The hardest judgment call isn't whether to start — it's whether to stop. Pivot or persist? The data tells you. You have to listen.
5% chance of success in the current direction. High churn. No referrals. Market has moved. That's not pessimism — it's data reading.
Sequence the pivot: maintain current customers while you test the new direction. Don't abandon — test. An 8-week sprint with kill criteria.
Name your non-goals: you're not trying to recover sunk costs. You're not trying to prove the original vision was right. You're trying to find what works.
The pitfall: confusing persistence with stubbornness. Persistence follows evidence. Stubbornness ignores it. Know which one you're practicing.
A structured pivot is not abandonment — it's wisdom. You're not giving up on success. You're updating your map toward it.
Today's lesson: a structured pivot isn't abandonment — it's wisdom. Now apply it to something in your work or career that might need one.
Today's exercise: think of something in your work or career that might need a pivot. Run through 3 key questions honestly.
Question 1: What does the data say? Not what you hoped. Not what you believed at the start. What are the actual numbers telling you right now?

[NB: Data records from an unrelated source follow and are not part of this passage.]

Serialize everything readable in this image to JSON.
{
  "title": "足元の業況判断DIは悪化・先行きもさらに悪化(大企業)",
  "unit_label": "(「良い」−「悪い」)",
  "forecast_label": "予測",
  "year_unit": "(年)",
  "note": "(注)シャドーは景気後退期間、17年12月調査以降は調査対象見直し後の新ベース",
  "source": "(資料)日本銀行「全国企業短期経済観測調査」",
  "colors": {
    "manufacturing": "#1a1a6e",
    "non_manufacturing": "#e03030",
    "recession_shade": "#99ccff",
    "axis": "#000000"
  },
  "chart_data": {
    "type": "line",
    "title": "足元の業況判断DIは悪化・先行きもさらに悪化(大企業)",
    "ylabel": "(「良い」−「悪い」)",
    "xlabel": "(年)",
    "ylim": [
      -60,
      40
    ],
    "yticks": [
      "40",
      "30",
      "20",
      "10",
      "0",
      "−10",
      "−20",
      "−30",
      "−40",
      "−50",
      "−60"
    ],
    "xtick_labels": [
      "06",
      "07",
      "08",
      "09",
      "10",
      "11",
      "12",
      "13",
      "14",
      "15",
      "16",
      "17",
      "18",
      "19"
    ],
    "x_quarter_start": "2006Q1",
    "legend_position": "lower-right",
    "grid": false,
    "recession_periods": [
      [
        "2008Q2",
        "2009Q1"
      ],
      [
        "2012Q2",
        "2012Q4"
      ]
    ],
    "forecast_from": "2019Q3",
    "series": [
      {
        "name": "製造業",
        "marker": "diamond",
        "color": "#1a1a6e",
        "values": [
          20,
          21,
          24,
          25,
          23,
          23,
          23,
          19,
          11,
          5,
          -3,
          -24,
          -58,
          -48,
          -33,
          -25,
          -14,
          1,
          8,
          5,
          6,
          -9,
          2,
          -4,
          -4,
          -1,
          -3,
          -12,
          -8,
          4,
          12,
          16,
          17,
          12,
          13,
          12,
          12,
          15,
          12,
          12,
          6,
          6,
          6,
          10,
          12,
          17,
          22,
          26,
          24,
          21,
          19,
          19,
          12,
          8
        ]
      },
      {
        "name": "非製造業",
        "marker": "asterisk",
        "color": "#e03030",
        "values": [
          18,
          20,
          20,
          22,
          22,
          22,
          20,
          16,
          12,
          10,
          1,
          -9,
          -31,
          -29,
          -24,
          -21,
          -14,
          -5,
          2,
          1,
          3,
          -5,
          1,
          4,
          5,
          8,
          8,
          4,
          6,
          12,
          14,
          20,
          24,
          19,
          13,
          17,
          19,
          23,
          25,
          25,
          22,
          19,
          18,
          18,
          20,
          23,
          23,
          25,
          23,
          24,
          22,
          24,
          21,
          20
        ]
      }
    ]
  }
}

Question 2: What would disconfirming evidence look like? Then Question 3: What 8-week structured test could you run to find out?
Write your answers. Then decide: are you currently persisting on evidence — or persisting on hope? One word answer. Be honest with yourself.
Golden rays from the center — your compass now illuminates the path ahead, not just where you've been. That's the gift of honest pivoting.